Я, между тем, в городе младший. Раньше я, бывало, выходил и кидался камнями в полевых ворон – мы с Реджем Оливером (старше меня на семь месяцев и восемь дней) и Лайамом Смитом (на четыре месяца и двадцать девять дней), и еще с Себом Манди, который после меня самый маленький (три месяца и один день между нами разницы), но и он уже перестал со мной разговаривать – он-то уже мужчина.

Никто больше не разговаривал с тех пор, как им стукнет тринадцать.

Вот так оно все устроено в Прентисстауне. Мальчишки становятся мужчинами и ходят на специальные собрания «только-для-мужчин», и судачат там бог знает о чем, а мелких туда, ясное дело, не пускают, и ты – последний мальчишка в городе, так што сиди и жди, сам по себе, один-одинешенек.

Ну, вообще-то с псиной. Которую ты не хотел.
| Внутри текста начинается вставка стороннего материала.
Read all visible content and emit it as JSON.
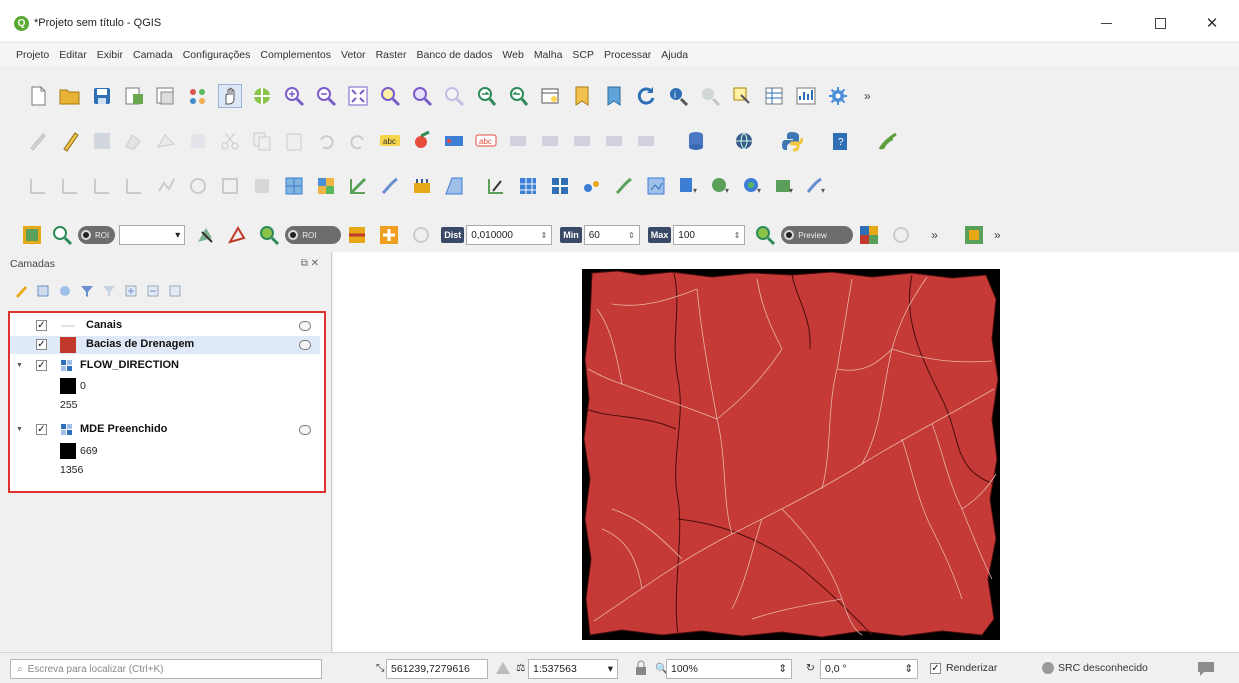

А ну его! Вот впереди болото, и мы идем туда, держась тропинок, што водят кругами, над самыми жуткими топями; вяжем маршрут петлю за петлей мимо огромных, шишковатых деревьев, растущих прямо из топи вверх, к прорешчатому своду – ярды и ярды ввысь. Воздух тут спертый, темный, тяжелый, но от этого не страшно. Кругом сплошная жизнь – тонны жизни, и всем наплевать на город, будьте нате, птицы, зеленые змеи, лягушки, кивиты, и оба вида белок, и, вот вам мое слово, кастор или два, и красные змеи, которых нужно остерегаться, и хоть тут и темно, сквозь дыры в своде падают полотнища света, и ежели вы спросите меня (чего вы, бьюсь об заклад, делать не станете), все болото – оно как большая, уютная и не особенно Шумная комната. Темная, да, но живая; живая, но добрая; добрая, но не приставучая.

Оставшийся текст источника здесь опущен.